Quand Blast, la nouvelle web-TV de Denis Robert, a recruté la journaliste, l’annonce a été faite en grande pompe sur le Facebook du média, avec une vidéo dédiée : « Salomé Saqué rejoint Blast 🚀 ». Une manière de saluer sa communauté ? « Un journaliste ramène toujours sa communauté, à partir du moment où il a déjà une audience avec ses contenus. Même si c’est toujours un plus, je ne pense pas que cela ait déterminé mon embauche. En revanche, le fait que j’utilise les réseaux sociaux depuis des années, que j'en connaisse intimement les codes a été beaucoup plus important. De fait de mon parcours – j’ai participé à la création du site Le vent se lève - je me sens concernée par tout le contenu web et j'interviens dedans directement. Ce n’est pas juste je fais mon contenu et "ciao" ».
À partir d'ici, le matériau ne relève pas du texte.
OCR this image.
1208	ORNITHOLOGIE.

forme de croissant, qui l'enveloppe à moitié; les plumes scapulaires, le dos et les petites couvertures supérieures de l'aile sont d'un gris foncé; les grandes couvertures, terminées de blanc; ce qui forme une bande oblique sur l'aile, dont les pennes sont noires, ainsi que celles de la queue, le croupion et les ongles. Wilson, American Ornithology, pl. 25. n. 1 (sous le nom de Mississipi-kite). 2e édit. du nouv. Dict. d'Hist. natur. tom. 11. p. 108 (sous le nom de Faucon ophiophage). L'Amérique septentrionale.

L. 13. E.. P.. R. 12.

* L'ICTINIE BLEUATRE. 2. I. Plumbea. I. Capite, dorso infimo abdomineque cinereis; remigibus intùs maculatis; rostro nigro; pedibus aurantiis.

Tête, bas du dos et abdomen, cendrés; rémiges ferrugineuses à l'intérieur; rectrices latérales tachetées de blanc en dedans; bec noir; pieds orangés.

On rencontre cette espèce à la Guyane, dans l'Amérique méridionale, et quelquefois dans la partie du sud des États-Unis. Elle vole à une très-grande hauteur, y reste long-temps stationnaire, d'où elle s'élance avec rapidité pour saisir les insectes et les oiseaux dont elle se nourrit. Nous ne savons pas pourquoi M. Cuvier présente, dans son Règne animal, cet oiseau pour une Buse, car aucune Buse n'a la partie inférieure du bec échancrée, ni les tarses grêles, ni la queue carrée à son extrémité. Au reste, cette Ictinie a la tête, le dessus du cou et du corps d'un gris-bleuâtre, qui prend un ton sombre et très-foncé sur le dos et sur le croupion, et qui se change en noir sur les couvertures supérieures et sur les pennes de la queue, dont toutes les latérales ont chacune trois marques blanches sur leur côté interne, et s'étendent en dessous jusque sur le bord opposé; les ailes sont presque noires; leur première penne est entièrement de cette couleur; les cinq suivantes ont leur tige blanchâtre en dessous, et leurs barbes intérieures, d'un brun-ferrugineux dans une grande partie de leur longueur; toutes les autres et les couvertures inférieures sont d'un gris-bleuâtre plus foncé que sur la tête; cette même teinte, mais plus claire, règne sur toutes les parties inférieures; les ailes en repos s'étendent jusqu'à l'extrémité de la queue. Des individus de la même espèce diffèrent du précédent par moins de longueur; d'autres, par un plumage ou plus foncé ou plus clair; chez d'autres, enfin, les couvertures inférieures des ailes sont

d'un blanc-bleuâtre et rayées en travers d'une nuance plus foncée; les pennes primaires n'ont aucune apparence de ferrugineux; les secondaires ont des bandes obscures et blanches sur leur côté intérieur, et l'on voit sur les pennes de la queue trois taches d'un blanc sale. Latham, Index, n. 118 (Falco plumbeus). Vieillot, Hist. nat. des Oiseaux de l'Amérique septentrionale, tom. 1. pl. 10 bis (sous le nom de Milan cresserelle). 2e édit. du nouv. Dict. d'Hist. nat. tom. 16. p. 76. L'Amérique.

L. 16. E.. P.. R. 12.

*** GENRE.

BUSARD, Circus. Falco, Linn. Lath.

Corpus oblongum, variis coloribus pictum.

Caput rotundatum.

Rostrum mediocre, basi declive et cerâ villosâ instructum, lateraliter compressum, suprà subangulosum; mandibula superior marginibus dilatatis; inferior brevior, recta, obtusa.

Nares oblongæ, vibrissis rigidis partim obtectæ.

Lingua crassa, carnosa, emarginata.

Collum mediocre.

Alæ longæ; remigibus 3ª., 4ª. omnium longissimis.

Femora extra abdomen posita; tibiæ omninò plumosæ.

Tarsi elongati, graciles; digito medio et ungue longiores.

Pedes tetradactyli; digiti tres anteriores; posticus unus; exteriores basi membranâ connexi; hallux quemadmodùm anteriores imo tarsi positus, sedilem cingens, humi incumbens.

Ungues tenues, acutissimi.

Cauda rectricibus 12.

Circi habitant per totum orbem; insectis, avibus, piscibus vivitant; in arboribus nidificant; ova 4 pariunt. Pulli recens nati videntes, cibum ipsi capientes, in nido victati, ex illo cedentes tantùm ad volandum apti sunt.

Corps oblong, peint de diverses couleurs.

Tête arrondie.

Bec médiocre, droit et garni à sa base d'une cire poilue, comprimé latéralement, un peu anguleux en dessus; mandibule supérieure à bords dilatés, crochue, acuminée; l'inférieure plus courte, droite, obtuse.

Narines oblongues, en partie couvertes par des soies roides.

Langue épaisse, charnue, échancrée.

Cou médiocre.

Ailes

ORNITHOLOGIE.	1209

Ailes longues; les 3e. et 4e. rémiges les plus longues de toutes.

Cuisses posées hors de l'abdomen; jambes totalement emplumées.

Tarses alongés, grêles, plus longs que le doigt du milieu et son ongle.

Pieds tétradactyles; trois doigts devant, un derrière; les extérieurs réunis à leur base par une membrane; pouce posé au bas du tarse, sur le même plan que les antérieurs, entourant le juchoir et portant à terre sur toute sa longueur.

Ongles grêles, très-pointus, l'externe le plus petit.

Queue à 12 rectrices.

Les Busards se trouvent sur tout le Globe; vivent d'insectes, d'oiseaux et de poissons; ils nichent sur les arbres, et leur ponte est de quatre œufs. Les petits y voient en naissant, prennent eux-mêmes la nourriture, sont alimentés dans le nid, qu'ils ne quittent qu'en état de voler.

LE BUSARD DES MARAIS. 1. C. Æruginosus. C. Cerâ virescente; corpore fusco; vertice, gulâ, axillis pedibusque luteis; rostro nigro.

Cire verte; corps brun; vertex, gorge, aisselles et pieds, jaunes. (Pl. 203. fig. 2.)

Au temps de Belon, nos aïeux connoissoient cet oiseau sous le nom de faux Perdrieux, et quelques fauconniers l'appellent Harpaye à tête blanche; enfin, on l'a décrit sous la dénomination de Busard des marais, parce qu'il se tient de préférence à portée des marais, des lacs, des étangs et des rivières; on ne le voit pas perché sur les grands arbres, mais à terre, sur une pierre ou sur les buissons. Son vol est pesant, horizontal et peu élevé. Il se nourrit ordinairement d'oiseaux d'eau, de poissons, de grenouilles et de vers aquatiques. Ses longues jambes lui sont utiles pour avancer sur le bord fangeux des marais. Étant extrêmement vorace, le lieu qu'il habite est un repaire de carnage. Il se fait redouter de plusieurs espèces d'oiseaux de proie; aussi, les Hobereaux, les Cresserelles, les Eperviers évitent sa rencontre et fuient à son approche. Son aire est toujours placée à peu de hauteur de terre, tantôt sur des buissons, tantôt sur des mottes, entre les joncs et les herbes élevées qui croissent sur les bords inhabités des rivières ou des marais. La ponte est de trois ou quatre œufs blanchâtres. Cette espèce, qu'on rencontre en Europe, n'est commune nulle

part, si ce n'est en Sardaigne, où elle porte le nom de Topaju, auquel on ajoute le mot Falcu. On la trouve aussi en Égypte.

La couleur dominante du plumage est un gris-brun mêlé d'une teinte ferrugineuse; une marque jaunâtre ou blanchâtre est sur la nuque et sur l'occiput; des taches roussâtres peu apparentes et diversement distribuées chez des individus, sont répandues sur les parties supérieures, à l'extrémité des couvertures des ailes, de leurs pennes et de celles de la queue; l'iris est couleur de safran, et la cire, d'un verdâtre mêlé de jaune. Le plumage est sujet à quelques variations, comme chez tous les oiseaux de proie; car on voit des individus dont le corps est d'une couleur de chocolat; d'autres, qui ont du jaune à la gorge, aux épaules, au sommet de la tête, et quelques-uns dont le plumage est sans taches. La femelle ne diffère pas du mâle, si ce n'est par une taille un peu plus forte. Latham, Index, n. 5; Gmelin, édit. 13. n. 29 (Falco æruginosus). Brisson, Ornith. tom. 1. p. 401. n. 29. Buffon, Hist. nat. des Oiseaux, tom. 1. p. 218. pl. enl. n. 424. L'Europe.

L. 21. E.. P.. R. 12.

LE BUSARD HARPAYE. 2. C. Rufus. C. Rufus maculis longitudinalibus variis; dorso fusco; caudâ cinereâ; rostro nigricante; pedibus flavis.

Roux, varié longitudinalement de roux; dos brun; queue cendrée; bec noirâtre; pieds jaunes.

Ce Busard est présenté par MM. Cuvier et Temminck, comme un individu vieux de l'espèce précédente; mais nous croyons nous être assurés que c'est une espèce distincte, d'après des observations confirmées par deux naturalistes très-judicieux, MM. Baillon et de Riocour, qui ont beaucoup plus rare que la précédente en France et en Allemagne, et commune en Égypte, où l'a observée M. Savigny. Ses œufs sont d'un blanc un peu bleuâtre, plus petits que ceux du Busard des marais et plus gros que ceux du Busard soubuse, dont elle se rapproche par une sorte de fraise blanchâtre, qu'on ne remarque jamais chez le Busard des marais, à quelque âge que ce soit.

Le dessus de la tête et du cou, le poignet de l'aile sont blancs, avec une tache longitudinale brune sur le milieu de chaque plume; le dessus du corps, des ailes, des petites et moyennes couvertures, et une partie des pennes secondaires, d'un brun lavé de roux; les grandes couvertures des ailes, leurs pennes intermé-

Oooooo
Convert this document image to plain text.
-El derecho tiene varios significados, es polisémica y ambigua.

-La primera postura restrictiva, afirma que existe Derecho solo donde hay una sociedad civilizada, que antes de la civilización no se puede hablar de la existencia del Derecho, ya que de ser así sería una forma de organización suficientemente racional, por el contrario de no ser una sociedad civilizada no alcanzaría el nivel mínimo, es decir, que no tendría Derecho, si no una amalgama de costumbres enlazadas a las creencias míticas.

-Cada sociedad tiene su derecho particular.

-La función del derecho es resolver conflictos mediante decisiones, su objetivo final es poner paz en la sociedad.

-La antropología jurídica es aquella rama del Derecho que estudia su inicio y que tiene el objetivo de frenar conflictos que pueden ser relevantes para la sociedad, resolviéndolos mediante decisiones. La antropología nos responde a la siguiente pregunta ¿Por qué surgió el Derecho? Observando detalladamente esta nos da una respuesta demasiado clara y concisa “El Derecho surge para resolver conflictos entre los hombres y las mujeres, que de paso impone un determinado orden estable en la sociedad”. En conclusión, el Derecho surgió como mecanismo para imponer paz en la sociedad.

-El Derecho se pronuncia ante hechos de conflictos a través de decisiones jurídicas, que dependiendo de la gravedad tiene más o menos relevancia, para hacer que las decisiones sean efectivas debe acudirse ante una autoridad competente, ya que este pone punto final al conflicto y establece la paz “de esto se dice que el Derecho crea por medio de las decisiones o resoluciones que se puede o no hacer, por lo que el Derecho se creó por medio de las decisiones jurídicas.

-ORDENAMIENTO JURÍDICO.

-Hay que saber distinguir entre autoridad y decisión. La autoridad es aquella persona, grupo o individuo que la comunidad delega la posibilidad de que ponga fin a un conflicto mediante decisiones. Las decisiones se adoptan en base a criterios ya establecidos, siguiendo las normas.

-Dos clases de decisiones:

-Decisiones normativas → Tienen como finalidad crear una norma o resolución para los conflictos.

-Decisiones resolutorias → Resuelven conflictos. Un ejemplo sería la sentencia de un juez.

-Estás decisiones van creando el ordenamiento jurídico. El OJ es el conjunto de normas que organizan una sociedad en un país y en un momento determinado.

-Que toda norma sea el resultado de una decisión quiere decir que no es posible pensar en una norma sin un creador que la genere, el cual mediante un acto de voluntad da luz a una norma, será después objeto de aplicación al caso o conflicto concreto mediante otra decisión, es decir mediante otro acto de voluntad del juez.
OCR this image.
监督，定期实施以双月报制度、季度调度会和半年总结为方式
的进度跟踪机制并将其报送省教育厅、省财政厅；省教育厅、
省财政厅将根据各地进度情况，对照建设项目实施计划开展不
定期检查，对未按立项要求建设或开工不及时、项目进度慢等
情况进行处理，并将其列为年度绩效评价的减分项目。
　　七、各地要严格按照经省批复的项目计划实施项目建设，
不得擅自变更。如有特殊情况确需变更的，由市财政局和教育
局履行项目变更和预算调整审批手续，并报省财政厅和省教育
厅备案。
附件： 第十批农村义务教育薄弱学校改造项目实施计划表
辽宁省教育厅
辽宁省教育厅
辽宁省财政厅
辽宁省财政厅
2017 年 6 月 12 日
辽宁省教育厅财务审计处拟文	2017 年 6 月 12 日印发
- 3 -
Ne pas dire « ciao » après avoir signé son article est le serment de cette nouvelle génération de journalistes. La promotion des contenus et le service après-vente de ceux-ci font partie intégrante de leur travail. « Les réseaux sociaux permettent d’avoir un rapport direct avec les lecteurs », explique Salomé Saqué. « Je ne peux pas répondre à tous les messages privés que je reçois, mais j’essaie le plus possible de le faire ». Les échanges en DM Twitter, activité journalistique peu visible par définition, a réellement son importance, tant pour obtenir des retours, que pour recueillir des informations ou développer un lien avec son lectorat. Demandez à un journaliste de presse écrite combien de lettres éparses de lecteurs il reçoit par la poste chaque année et comparez à l’abondante littérature quotidienne qui atterrit dans la messagerie Twitter d’un journaliste web.
Salomé Saqué est également très active sur Instagram, où elle compte pas moins de 33.000 abonnés. Autre salle, autre ambiance. « A la base, j'avais tout simplement un Instagram personnel, où je partageais surtout des photos de voyages. Et puis, au milieu de la pandémie, j'ai décidé que ça ne faisait plus grand sens de partager des voyages, donc, autant utiliser cette audience pour mettre en valeur mon travail de journaliste et poster des contenus de Blast. Cela donne un visage plus humain à mon travail. Je constate que ce n’est pas du tout la même audience que sur Twitter, les gens sont beaucoup plus bienveillants. »
La bienveillance n’est pas toujours le maître mot des échanges numériques, c’est un euphémisme. Et a fortiori quand on est une femme. Salomé Saqué a plusieurs fois dénoncé sur Twitter l’abject sexisme dont elle faisait l’objet. « Je sais que la haine sur Internet existe aussi pour les hommes et elle est massive, constate-t-elle. Mais je pense qu'il y a vraiment un degré supérieur envers les femmes. Les commentaires que je reçois sont de tous types : "sale pute, salope, connasse, mal baisée la baiser, je vais la baiser celle-là", souvent d'une vulgarité confondante. Ces commentaires sont quotidiens, que ce soit sous mes vidéos ou le plus souvent en privé sur mes réseaux sociaux. Quand je poste une vidéo politique, un quart des commentaires commente mon physique. » Face à ces commentaires, les journalistes femmes sont bien seules. C’est le revers de la médaille : devenus autonomes grâce aux réseaux, les professionnels de l’information en sont souvent réduits à gérer eux-mêmes leur modération. Pour ne pas dire leur service d’ordre.